A disadvantage of currently available GUS proteins is that they have limited activity in acidic pH environments. Since acidic pH environments characterize a variety of industrial fermentation processes in which current GUS proteins cannot be be effectively used, it would be extremely useful to have new GUS proteins that operate at an acidic pH.
Accordingly, the invention provides isolated polynucleotides encoding the protein beta-glucuronidase (GUS), and which are preferably operable at a pH of less than 7 (e.g., are operable at a pH of 4 or 5). The polynucleotide sequence may be selected from the group consisting of:
(a) DNA having the nucleotide sequence given herein as SEQ ID NO:1 (which encodes the protein having the amino acid sequence given herein as SEQ ID NO:2);
(b) polynucleotides (e.g., cDNAs) that hybridize to DNA of (a) above (e.g., under stringent conditions) and which encode the protein xcex2-glucuronidase (GUS); and
(c) polynucleotides that differ from the DNA of (a) or (b) above due to the degeneracy of the genetic code, and which encode the protein encoded by a DNA of (a) or (b) above.
The present invention further provides vector (e.g., an expression vector) containing at least a fragment of any of the claimed polynucleotide sequences. In yet another aspect, the expression vector containing the polynucleotide sequence is contained within a host cell.
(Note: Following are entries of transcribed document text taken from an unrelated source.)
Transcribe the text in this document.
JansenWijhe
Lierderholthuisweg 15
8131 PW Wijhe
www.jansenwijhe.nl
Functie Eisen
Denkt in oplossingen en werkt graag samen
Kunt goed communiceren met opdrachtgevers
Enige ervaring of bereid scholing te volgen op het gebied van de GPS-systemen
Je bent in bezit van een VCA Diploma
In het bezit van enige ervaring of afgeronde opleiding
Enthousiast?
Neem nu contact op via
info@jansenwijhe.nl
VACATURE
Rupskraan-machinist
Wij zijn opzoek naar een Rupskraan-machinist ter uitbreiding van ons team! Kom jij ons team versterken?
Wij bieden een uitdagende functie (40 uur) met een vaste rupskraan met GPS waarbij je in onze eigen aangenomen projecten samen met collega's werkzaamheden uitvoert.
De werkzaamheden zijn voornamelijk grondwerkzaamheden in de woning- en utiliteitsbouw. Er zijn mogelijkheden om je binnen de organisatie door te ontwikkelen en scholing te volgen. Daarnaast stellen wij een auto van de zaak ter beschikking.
The invention further provides a protein or fragment thereof encoded by a polynucleotide as given above (e.g., the protein provided herein as SEQ ID NO: 2). Such proteins may be isolated and/or purified in accordance with known techniques.
The invention also provides a method for producing a polypeptide comprising the amino acid sequence of SEQ ID NO:2, or a fragment thereof, the method comprising the steps of: a) culturing the host cell containing an expression vector containing at least a fragment of the polynucleotide sequence encoding GUS under conditions suitable for the expression of the polypeptide; and b) recovering the polypeptide from the host cell culture.
The invention also provides an antibody (e.g., a polyclonal antibody, a monoclonal antibody) which specifically binds to a protein as given above.